PAPEETE, le 25/02/2016 - Quatre associations étaient réunies ce matin pour donner une conférence de presse sous le fare pote'e a Paofai : Moruroa e Tatou, 193, No te Aru Tai Mareva et Pāruru ia Haoroagai Hao. Elles n'ont pas du tout été convaincues par le discours du président de la République, lundi dernier. Pour ces associations, François Hollande était en campagne électorale pour les présidentielles. Elles dénoncent également l'attitude du haut-commissaire durant les manifestations qui ont été organisées.

"On demande qu'il soit renvoyé en France, il n'est pas digne de parler à des Polynésiens qui manifestent en paix et qui veulent s'exprimer", le message de ces associations est unanime. Elles dénoncent l'attitude qu'a tenue le haut-commissaire durant leur manifestation, lundi dernier. "Il ne voulait aucune manifestation c'était clair dans son esprit", explique le père Auguste, président de l'association 193, et de continuer : "Il m'avait appelé pour me demander d'annuler notre manifestation. Mais qu'est-ce que je fais avec ces 35 000 personnes qui nous ont donné leur confiance ?" "Nous avons appris qu'il continuait à harceler les uns et les autres, notamment le père Auguste. Téléphoner à sa haute hiérarchie pour qu'il soit réprimandé, je trouve cela inacceptable.
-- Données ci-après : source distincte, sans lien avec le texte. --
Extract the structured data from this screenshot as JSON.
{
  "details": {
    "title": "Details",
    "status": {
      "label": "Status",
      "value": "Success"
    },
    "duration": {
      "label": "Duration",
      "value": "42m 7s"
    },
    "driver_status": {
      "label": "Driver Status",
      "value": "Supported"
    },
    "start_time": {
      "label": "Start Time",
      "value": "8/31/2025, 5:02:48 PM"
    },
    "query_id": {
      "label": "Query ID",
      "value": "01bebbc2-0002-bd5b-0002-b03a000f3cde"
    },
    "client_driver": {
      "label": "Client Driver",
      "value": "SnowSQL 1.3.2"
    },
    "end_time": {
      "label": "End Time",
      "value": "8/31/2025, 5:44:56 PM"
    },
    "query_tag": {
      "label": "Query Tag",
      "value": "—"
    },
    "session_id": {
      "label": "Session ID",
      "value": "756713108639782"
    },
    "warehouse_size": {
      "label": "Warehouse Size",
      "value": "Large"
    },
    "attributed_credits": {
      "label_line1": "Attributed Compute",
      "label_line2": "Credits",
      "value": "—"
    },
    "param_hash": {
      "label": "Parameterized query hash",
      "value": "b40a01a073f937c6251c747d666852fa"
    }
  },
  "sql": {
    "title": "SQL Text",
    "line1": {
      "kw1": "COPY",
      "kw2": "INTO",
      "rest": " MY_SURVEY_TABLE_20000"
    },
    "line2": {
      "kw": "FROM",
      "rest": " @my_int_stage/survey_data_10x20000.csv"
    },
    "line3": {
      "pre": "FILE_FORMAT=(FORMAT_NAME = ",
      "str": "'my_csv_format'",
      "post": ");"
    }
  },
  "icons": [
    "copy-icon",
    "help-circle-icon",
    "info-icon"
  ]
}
C'est vraiment une violation de nos droits de s'exprimer, de manifester", poursuit Roland Oldham, président de Moruroa e Tatou.
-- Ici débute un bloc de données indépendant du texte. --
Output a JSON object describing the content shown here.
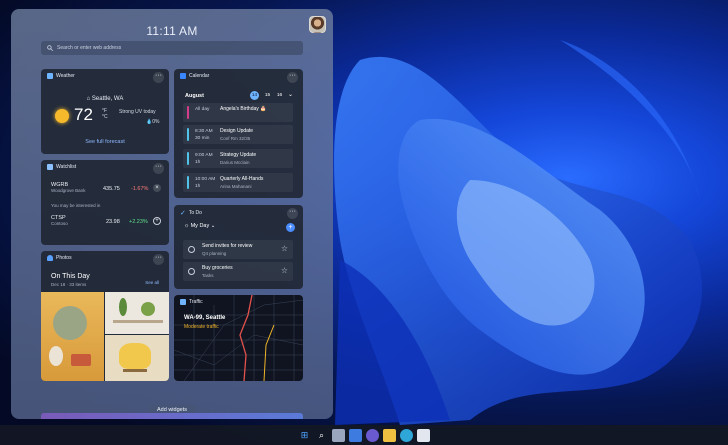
{
  "clock": "11:11 AM",
  "search": {
    "placeholder": "Search or enter web address"
  },
  "weather": {
    "title": "Weather",
    "location": "Seattle, WA",
    "temp": "72",
    "unit_f": "°F",
    "unit_c": "°C",
    "condition": "Strong UV today",
    "precip": "0%",
    "link": "See full forecast"
  },
  "watchlist": {
    "title": "Watchlist",
    "stocks": [
      {
        "symbol": "WGRB",
        "name": "Woodgrove Bank",
        "price": "435.75",
        "change": "-1.67%"
      },
      {
        "symbol": "CTSP",
        "name": "Contoso",
        "price": "23.98",
        "change": "+2.23%"
      }
    ],
    "interest_text": "You may be interested in"
  },
  "photos": {
    "title": "Photos",
    "heading": "On This Day",
    "sub": "Dec 18 · 33 items",
    "see_all": "See all"
  },
  "calendar": {
    "title": "Calendar",
    "month": "August",
    "days": [
      "14",
      "15",
      "16"
    ],
    "events": [
      {
        "time": "All day",
        "duration": "",
        "title": "Angela's Birthday 🎂",
        "sub": "",
        "color": "#d63c8c"
      },
      {
        "time": "8:30 AM",
        "duration": "30 min",
        "title": "Design Update",
        "sub": "Conf Rm 32/35",
        "color": "#4fc3e8"
      },
      {
        "time": "9:00 AM",
        "duration": "1h",
        "title": "Strategy Update",
        "sub": "Darius Mcclain",
        "color": "#4fc3e8"
      },
      {
        "time": "10:00 AM",
        "duration": "1h",
        "title": "Quarterly All-Hands",
        "sub": "Arina Mahanani",
        "color": "#4fc3e8"
      }
    ]
  },
  "todo": {
    "title": "To Do",
    "list": "My Day",
    "items": [
      {
        "title": "Send invites for review",
        "sub": "Q4 planning"
      },
      {
        "title": "Buy groceries",
        "sub": "Tasks"
      }
    ]
  },
  "traffic": {
    "title": "Traffic",
    "road": "WA-99, Seattle",
    "status": "Moderate traffic"
  },
  "add_widgets": "Add widgets",
  "colors": {
    "accent": "#4c8dff",
    "negative": "#ff7a7a",
    "positive": "#5fe08a"
  }
}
Selon eux, les bonnes nouvelles qui devaient être annoncées par le président de la République ont été utilisées comme moyen de dissuasion afin d'annuler les manifestations prévues lundi.

Une autre pilule qui ne passe toujours pas, même après trois jours, la réaction des forces de l'ordre vis-vis des manifestants "avec un tricot de couleur rouge". "Ils ont été bousculés alors que c'était une manifestation pacifique, je trouve cela inadmissible", s'écrie Roland Oldham. "Combien de fois on lui a dit que ce seront des manifestations pacifiques ? On ne va pas emmener des mama et des papa en face des forces de l'ordre pour se faire taper dessus. Tout ce qu'on voulait c'était être présents et avoir des banderoles et c'est tout. On ne cherche pas à faire du mal au président Hollande. On cherchait à lui dire nos souffrances. On n'était pas là pour gâcher sa visite, ce n'était pas notre objectif. Donc, on n'avait pas à recevoir des pressions ou à se faire menacer… Pour qui il se prend ?", ajoute le père Auguste.
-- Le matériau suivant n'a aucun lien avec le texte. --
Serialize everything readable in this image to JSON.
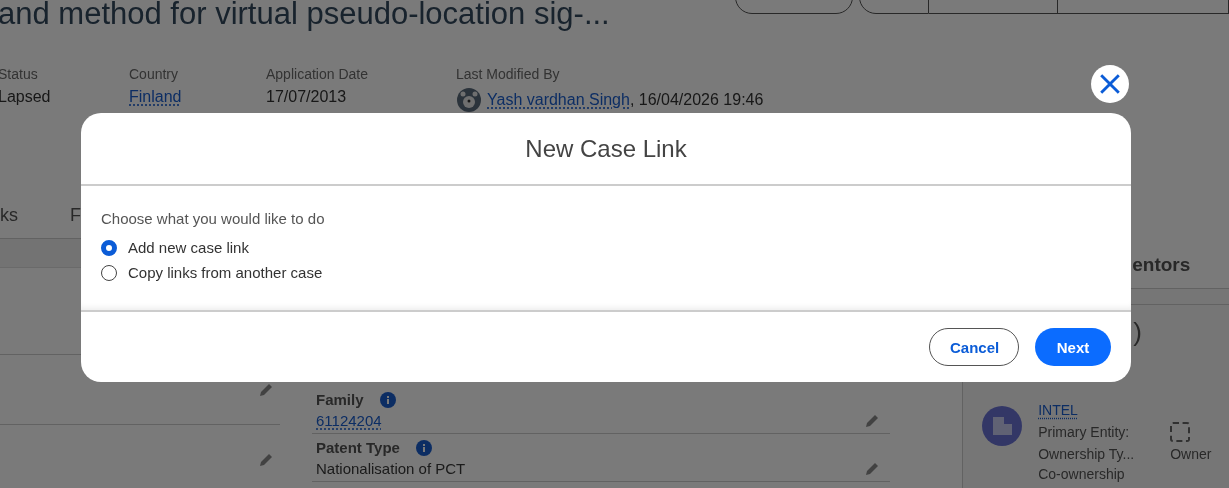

Des manœuvres dirigées, selon les associations, par le haut-commissaire. "Peut-être qu'on ira le rencontrer s'il nous demande pardon", dit Roland Oldham.


DÉÇUS ÉGALEMENT PAR LE DISCOURS DE FRANÇOIS HOLLANDE

Une allocution qu'ils attendaient avec impatience, et qui au final, leur laisse un goût amer. "Deux semaines avant qu'il arrive, son conseiller spécial disait qu'il allait apporter une bonne nouvelle et on est toujours là à nous demander, quelle est cette bonne nouvelle ? On a l'impression que cette bonne nouvelle est adressée au gouvernement actuel parce que l’État s'engage dans la ferme aquacole, dans Tahiti Mahana Beach, il a signé plusieurs contrats. Là c'est une bonne nouvelle pour le gouvernement. Mais concernant le problème du nucléaire, on ne voit pas où est la bonne nouvelle", prévient le père Auguste.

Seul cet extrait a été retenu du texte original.